Le Bulletin d’histoire politique m’a fait l’honneur d’une recension de mon livre Un pays rebelle (Septentrion, 2023).
J’appréhendais les commentaires sceptiques sur l’appui de la Côte-du-Sud aux insurgés « bostonnais », ce qui constitue l’idée principale du livre. Aurais-je exagéré cet appui qui ne s’est quand même pas concrétisé par une prise d’armes massive, seulement une centaine de Sudcôtois s’enrôlant dans le régiment Hazen? Aurais-je oublié des sources ou des études pertinentes?
La recension n’en parle pas, ce qui porte à penser que mon ouvrage se tient. L’auteur s’intéresse en fait beaucoup à ce que je n’ai pas fait.

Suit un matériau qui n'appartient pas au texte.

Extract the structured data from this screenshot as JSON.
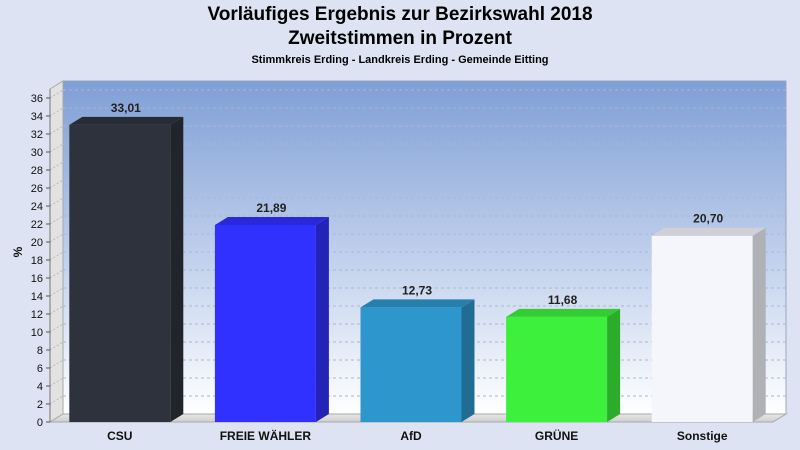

Ainsi, j’aurais dû analyser davantage les motivations et l’influence des seigneurs et contextualiser l’influence du clergé. Peut-être, dans la mesure où j’aurais eu des sources pertinentes sur les seigneurs et le clergé de la Côte-du-Sud, ce qui ne court pas les rues. Même chose sur le rôle des femmes, notamment les « reines de Hongrie » : les sources se résument malheureusement à quelques lignes du rapport Baby et parler des femmes engagées dans la Révolution française quinze ans plus tard n’aurait rien appris à mes lecteurs sur les femmes de Saint-Vallier, sauf peut-être l’étendue de mon érudition. Idem pour les études comparatives sur « la forme » des pétitions… Ça dépasse de loin l’objectif de mon ouvrage et ce que je souhaitais communiquer à mes lecteurs.
J’aurais écrit en conclusion que « le congrès s’est trop concentré sur l’organisation militaire et trop peu sur celle de l’organisation d’assemblées politiques [sic] ». J’ai plutôt emprunté à Mark R. Anderson (qui est dument cité) l’idée que l’organisation politique manquait sur la Côte-du-Sud où les leaders « ont mis toutes leurs énergies dans la dimension militaire de la rébellion ». Le Congrès n’y était pour rien.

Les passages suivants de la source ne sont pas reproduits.